Another spouse brought up a different side of things--namely trying to get medical care in your own language. French speaking Canadians in English provinces (and visa versa) have great difficulty even communicating with their doctors. One spouse commented, "I have to take someone with me to translate the personal information that is discussed, and depending on the appointment or the seriousness of it, they would even have to come into the room with me for the tests." Military spouses do not get to choose where they live. But, like every Canadian, they should have the option to receive health care services in both/either of the two official languages.

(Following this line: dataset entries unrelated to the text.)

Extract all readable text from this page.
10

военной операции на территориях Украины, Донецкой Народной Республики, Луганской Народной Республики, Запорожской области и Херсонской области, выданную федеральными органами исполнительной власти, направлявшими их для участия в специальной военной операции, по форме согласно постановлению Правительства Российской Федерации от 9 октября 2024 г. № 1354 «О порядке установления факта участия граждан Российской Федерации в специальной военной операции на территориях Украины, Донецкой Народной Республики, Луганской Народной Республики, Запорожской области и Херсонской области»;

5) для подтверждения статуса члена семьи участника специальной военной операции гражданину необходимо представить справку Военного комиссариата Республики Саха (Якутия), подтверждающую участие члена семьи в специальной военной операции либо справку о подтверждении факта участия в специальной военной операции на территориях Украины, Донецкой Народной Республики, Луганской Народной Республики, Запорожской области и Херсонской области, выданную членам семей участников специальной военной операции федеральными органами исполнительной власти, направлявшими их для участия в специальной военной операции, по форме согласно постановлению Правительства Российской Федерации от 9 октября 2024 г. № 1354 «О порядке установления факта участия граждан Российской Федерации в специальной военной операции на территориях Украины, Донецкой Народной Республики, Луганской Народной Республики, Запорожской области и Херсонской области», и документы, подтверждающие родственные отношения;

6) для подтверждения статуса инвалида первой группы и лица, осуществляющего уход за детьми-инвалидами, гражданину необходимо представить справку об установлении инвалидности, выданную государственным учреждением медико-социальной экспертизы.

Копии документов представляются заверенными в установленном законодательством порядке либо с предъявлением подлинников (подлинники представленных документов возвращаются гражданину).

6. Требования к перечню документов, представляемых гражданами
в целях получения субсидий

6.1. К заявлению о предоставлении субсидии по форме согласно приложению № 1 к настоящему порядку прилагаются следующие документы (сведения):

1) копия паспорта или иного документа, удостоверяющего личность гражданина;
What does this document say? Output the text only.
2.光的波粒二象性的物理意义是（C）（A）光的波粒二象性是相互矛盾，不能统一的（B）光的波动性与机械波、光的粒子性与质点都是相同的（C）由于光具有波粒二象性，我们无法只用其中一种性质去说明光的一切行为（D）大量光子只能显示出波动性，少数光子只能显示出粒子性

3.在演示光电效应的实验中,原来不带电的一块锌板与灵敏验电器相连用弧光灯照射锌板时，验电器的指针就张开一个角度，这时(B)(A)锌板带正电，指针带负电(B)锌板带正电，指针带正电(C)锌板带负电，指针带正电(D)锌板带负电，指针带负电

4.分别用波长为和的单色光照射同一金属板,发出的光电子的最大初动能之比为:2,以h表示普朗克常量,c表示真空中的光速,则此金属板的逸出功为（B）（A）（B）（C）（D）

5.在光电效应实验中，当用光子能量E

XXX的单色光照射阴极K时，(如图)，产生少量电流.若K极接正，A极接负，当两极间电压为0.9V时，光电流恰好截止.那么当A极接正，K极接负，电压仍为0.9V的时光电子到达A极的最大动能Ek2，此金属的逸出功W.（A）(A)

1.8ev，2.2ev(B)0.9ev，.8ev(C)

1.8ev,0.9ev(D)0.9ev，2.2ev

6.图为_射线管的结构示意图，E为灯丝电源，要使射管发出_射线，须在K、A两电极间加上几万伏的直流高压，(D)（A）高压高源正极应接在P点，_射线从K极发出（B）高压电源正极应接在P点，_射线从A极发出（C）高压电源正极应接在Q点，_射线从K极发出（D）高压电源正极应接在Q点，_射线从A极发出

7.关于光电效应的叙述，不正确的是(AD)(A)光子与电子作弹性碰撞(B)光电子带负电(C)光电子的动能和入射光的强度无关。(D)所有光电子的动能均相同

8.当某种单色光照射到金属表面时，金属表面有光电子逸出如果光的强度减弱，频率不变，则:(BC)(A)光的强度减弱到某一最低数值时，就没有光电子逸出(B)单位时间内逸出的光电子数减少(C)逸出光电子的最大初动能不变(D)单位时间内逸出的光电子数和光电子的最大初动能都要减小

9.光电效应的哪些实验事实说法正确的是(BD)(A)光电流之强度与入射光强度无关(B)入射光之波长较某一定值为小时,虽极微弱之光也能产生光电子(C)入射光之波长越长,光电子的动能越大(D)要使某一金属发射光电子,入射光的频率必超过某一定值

Thankfully, the Canadian Forces are taking baby steps to make health care more accessible to military families and have opened several CF family medical clinics on bases like 14 Wing Greenwood to facilitate the process. Unfortunately some of these base clinics have been forced to close, due to lack of family practitioners to staff them.

Another step in the right direction, in Ontario provincially insured services now have the wait time waived for CF family members.

Better, but still a big problem.

An American friend of mine commented, "I'm American, a military spouse for 15 years now...never had an issue finding a doctor who would accept our family. We've moved 15 times or so. The only time we avoided the potential to not have a Dr. was when we did the exchange tour to Nova Scotia. We lucked out (or "in" as Canadians say!) and the same Dr. who was seeing the family we were to replace took us on as we were the same number of people in our family. I always felt guilty because I knew many of our neighbors (Canadian military families) who didn't have one."

Wow. She felt guilty for actually having a family physician? You know there is a problem when...

Anyway...as for me, my medical appointment last week was quick and relatively painless, and I left minus 3 vials of blood and with three extra specialist referrals in my hands. I was pretty lucky. I bought myself a treat, had a coffee and came home. Who knows where and when my next family physician visit will happen? Will I even see this doctor again? Or will it be the same, tedious search for a new doctor in a different town? Province? Country?

I have no idea.

There's no life like it. 

What about you? Have you ever had to find a new physician as a result of a move?